Sony’s Rootkit, Still in the News 0

Texas and the EFF are suing:

The state of Texas and consumer activist group Electronic Frontier Foundation filed lawsuits Monday against the music giant, alleging that its copy-protected CDs violate laws against spyware and make computers vulnerable to attack.

But The Register doesn’t see any effect on Sony’s bottom line to date:

The only figure that matters – the bottom line – appears to be unaffected by the fiasco. CNet’s John Borland reports, and as retailers confirmed to The Register, that Sony hasn’t lost sales from popular titles infected with the notorious XCP copy-restriction technology.

The poorly written software leaves a PC wide open to hackers, and attempts to remove it can disable the CD drive. Sony Music reluctantly announced a recall and exchange program for XCP-infected CDs last week.

But the rootkit can be easily defeated:

Sony’s controversial DRM technology – which installs rootkit-style software when users play Sony BMG CDs on Windows PCs – can be defeated easily with nothing more than a piece of masking tape, security researchers have discovered.

(snip)

Now analyst house Gartner has discovered that the technology can be easily defeated simply by applying a fingernail-sized piece of opaque tape to the outer edge of the disc.

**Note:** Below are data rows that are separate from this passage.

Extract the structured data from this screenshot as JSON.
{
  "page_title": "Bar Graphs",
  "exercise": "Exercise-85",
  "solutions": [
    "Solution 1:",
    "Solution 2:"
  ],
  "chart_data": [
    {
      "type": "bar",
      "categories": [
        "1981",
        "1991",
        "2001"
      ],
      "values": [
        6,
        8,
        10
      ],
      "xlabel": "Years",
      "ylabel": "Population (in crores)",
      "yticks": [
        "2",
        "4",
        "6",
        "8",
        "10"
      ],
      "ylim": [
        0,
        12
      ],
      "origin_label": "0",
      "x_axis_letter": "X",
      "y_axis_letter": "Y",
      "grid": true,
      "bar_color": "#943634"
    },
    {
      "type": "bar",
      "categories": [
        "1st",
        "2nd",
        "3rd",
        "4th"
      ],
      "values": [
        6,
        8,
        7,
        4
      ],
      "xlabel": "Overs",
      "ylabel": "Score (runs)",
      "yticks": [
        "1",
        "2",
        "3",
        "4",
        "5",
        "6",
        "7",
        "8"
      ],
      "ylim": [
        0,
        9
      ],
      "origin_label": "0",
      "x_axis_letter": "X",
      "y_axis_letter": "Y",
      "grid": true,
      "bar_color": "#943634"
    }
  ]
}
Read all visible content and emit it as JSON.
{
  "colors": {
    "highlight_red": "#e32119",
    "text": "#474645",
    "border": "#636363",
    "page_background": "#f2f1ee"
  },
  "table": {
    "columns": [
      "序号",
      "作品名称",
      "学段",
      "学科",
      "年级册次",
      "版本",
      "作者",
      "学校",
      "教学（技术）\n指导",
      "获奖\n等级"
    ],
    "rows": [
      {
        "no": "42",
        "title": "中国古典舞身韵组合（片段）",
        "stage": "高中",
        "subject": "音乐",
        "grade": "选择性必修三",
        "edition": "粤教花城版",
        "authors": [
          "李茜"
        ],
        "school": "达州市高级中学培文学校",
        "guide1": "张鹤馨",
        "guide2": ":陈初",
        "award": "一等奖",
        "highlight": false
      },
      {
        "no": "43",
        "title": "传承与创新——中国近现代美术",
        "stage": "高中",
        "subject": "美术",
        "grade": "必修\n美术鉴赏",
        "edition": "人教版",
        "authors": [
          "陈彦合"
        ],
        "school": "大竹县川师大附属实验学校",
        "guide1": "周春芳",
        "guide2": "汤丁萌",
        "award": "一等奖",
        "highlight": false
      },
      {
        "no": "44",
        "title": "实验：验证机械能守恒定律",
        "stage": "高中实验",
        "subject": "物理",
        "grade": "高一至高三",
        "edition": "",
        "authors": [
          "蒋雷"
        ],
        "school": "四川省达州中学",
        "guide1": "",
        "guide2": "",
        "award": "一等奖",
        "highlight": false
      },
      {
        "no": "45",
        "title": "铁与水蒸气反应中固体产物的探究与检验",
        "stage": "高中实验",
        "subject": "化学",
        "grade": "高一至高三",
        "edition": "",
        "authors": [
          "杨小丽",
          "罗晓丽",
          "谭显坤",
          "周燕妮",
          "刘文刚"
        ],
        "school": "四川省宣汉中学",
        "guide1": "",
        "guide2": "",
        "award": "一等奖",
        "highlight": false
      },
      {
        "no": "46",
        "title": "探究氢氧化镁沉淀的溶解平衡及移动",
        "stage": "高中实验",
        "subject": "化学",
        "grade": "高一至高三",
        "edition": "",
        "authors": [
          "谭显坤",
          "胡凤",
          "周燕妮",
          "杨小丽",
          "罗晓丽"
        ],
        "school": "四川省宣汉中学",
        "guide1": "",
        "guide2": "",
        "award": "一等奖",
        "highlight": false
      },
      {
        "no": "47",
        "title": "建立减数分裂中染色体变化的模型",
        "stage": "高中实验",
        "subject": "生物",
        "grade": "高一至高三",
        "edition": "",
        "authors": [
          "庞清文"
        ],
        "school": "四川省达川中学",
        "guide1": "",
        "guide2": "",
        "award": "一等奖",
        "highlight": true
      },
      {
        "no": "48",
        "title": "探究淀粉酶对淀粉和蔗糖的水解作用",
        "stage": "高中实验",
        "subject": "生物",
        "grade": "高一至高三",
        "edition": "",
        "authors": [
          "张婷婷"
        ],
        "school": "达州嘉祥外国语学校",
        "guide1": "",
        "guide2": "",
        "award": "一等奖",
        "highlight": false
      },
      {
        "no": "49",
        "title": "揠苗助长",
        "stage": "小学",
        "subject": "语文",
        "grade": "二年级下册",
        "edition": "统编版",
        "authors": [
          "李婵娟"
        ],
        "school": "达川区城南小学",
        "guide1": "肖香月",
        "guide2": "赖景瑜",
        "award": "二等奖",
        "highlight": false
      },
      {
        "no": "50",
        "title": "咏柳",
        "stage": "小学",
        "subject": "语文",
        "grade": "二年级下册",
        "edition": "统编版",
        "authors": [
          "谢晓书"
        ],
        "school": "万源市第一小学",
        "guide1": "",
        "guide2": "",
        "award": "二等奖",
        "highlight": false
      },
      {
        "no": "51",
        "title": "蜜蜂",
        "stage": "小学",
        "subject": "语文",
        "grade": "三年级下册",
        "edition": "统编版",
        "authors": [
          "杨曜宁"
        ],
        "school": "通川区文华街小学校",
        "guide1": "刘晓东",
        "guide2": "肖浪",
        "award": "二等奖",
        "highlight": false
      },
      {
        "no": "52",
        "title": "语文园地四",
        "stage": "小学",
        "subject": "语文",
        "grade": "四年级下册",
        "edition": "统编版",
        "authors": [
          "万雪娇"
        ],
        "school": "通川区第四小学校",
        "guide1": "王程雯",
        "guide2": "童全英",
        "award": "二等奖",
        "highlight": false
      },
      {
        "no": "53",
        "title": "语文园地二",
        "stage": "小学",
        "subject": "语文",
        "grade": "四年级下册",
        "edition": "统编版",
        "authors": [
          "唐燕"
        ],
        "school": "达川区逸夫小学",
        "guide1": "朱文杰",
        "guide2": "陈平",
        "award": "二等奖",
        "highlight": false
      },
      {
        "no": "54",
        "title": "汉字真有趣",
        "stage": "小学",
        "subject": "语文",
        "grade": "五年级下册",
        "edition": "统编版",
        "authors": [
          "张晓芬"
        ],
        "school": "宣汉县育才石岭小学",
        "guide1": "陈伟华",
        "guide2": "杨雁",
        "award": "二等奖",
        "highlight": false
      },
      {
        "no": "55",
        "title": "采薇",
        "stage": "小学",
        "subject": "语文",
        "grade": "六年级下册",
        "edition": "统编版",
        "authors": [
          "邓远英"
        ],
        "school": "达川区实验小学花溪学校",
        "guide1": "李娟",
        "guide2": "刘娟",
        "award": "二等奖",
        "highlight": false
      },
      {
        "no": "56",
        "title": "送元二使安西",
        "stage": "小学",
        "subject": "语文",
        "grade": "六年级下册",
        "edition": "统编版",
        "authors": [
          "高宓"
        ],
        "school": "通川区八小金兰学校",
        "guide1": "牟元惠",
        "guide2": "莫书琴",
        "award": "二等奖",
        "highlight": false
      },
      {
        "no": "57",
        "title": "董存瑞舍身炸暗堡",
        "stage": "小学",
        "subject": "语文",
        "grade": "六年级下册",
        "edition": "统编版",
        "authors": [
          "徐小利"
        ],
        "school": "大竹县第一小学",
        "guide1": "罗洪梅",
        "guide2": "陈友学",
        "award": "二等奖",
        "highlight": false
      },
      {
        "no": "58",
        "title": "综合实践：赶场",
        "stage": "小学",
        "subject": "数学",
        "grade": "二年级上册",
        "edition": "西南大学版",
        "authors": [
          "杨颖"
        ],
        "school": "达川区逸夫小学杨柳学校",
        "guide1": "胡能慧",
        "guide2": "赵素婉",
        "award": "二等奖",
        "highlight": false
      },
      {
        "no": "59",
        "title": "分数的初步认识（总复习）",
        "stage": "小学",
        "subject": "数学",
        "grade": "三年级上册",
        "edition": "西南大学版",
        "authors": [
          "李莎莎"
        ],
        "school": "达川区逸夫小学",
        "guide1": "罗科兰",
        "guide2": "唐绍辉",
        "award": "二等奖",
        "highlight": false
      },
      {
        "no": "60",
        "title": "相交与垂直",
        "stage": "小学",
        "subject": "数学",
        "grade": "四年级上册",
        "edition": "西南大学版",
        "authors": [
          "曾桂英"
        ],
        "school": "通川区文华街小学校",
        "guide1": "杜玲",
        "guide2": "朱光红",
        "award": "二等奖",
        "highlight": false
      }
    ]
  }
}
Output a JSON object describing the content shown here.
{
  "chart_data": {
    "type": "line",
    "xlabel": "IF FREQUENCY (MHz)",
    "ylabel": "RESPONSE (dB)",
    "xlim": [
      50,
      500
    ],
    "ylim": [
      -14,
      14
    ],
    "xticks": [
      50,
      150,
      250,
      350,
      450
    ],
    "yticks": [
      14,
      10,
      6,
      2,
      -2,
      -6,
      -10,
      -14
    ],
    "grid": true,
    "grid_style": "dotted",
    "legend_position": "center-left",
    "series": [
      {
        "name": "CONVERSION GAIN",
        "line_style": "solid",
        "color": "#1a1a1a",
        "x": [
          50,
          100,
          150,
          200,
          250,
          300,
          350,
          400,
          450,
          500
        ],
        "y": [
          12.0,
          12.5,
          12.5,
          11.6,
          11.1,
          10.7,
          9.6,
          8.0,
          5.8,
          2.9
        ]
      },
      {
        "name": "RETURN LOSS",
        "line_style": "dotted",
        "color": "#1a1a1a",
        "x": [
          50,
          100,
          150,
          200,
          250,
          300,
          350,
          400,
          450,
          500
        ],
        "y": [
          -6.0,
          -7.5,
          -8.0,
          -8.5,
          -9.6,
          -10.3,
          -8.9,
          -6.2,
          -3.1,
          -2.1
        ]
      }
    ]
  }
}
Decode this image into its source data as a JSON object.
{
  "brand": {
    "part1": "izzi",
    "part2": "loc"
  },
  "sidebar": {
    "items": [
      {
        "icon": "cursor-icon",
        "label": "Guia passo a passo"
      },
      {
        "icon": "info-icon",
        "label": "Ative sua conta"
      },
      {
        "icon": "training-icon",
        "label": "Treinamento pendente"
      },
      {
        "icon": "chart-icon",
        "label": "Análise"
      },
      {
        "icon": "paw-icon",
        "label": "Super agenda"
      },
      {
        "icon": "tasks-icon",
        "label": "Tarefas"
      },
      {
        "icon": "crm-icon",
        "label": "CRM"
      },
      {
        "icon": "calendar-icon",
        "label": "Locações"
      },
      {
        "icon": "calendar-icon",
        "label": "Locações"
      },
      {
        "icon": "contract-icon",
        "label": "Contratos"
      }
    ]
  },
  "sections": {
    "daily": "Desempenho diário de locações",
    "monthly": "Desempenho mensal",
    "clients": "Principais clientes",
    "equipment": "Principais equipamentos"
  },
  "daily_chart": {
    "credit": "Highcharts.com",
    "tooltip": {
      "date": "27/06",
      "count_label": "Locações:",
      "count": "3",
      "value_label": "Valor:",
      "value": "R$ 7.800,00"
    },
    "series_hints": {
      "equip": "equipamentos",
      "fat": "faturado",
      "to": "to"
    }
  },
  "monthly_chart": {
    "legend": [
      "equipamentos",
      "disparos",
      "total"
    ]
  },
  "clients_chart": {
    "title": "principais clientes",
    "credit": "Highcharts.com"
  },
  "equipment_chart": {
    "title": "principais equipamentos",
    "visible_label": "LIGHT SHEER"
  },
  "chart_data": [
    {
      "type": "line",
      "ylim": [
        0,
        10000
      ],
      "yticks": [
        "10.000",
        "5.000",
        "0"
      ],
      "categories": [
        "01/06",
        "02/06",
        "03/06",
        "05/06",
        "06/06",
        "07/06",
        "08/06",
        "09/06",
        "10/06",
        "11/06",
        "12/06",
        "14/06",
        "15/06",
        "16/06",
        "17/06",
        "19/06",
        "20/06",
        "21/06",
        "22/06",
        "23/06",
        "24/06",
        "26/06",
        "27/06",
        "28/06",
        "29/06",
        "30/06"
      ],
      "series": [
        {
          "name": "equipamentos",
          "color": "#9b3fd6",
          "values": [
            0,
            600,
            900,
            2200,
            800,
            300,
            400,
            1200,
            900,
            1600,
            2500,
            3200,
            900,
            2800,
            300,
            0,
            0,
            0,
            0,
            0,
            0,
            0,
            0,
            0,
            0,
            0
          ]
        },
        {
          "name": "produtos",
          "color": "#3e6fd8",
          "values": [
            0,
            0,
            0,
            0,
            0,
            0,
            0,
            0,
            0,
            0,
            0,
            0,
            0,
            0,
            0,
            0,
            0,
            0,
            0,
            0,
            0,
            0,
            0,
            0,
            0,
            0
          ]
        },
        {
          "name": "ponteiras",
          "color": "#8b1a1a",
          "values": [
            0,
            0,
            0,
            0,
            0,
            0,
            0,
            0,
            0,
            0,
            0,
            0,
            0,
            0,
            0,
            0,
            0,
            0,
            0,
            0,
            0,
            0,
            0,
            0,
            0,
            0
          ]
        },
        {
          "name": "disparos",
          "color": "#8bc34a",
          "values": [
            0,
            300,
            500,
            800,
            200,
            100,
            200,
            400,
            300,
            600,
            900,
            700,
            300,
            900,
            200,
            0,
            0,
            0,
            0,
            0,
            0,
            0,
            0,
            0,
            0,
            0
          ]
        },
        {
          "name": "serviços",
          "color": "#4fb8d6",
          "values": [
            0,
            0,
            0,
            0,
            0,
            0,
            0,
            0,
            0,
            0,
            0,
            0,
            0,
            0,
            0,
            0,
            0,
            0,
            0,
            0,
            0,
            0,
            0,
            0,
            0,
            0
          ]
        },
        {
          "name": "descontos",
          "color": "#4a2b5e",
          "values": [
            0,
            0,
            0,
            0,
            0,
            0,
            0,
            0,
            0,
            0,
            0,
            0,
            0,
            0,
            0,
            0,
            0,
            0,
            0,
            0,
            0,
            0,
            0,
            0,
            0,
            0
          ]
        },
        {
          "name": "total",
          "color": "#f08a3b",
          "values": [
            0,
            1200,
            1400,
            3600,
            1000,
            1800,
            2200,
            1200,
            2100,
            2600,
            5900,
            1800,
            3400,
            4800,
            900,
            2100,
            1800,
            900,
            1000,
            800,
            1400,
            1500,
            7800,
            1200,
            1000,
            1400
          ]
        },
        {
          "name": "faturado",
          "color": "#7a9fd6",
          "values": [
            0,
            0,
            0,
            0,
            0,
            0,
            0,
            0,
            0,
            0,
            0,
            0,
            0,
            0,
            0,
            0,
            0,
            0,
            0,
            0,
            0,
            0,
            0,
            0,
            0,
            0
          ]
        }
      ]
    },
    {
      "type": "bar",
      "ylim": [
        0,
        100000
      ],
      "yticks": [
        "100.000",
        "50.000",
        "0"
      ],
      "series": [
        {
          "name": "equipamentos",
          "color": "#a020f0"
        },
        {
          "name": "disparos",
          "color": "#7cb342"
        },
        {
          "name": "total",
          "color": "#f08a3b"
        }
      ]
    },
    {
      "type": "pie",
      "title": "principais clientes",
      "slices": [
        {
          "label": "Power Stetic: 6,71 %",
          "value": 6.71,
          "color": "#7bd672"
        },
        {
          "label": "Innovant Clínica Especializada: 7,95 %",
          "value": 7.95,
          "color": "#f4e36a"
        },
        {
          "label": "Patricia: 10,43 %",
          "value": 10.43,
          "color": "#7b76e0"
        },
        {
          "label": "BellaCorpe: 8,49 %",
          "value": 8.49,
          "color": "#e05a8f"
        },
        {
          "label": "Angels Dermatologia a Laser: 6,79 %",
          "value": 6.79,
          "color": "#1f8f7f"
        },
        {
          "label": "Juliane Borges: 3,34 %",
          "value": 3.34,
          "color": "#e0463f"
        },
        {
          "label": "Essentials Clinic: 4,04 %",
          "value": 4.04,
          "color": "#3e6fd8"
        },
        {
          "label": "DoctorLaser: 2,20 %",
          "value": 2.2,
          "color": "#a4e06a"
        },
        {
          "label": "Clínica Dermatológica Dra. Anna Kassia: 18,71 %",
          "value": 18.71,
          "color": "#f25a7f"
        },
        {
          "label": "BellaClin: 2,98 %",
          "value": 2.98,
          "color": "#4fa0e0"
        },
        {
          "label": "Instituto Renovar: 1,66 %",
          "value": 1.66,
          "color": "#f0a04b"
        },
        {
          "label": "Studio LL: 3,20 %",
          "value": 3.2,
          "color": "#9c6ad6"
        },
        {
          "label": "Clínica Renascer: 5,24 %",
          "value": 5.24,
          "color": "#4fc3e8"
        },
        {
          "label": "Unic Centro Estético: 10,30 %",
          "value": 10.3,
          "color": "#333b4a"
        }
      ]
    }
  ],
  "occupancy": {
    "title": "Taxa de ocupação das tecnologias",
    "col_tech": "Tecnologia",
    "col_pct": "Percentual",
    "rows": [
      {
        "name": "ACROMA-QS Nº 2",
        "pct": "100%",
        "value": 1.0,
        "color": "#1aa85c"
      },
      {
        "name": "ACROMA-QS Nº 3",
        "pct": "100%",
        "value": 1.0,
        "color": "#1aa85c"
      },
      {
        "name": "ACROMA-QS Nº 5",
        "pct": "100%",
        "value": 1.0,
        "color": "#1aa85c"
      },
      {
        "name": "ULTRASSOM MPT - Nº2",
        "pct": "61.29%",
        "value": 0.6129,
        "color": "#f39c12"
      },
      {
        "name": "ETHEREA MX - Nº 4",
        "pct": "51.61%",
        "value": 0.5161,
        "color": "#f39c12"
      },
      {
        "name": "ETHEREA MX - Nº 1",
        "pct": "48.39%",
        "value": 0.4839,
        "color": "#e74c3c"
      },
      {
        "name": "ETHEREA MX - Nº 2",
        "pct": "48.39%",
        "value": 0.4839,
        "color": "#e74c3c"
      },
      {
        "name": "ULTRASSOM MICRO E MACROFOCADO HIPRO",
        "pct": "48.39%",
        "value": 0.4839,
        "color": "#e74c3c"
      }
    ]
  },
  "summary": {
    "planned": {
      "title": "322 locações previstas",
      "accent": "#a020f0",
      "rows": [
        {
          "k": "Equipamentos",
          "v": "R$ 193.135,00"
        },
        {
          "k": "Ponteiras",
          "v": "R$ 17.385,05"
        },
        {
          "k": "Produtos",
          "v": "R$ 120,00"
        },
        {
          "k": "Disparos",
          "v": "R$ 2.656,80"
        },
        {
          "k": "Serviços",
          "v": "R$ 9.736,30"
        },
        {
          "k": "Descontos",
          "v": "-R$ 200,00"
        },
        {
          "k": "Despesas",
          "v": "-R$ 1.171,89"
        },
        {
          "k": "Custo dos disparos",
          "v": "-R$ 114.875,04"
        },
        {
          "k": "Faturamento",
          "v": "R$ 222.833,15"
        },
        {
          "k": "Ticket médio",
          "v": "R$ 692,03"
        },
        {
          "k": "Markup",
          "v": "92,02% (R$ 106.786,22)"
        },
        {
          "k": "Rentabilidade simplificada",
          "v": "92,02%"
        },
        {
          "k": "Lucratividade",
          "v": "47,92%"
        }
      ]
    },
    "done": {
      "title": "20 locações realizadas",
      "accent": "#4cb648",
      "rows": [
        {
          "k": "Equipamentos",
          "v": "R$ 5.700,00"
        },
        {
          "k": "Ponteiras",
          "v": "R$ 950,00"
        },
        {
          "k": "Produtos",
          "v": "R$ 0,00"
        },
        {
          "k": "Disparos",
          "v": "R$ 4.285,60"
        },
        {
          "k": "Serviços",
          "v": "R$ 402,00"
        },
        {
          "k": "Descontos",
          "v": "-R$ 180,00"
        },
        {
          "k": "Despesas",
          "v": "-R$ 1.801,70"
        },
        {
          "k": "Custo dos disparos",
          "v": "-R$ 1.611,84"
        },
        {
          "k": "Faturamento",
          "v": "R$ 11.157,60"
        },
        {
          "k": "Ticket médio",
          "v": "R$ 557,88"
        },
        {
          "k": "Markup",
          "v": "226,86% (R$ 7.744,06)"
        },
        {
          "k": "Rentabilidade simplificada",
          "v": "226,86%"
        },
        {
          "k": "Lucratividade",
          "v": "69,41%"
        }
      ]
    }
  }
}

This renders session two — which contains the self-loading DRM software — unreadable.

So that (from the same story in El Reg) . . .

“After more than five years of trying, the recording industry has not yet demonstrated a workable DRM scheme for music CDs,” Gartner concludes.

But (still from the same story) . . . .

Placing gaffer tape on the edge of a CD may make it unbalanced and could cause damage to the disc or (worse) drive as it spins at high speed. A better option, as Reg readers point out, might be to disable Windows autorun.

If only Windows listened when we tried to turn off Autorun!

Meanwhile, Sony has given hackers a ticket to a gold mine:

Hacker websites are using Sony’s DRM uninstaller in an attempt to take over Windows PCs. Under pressure, Sony recently released a tool to remove the rootkit technology installed when users play Sony BMG CDs on Windows PCs. This happened after it was shown Sony’s DRM code (First4Internet XCP program) created a handy means for hackers to hide malware from anti-virus scanning programs.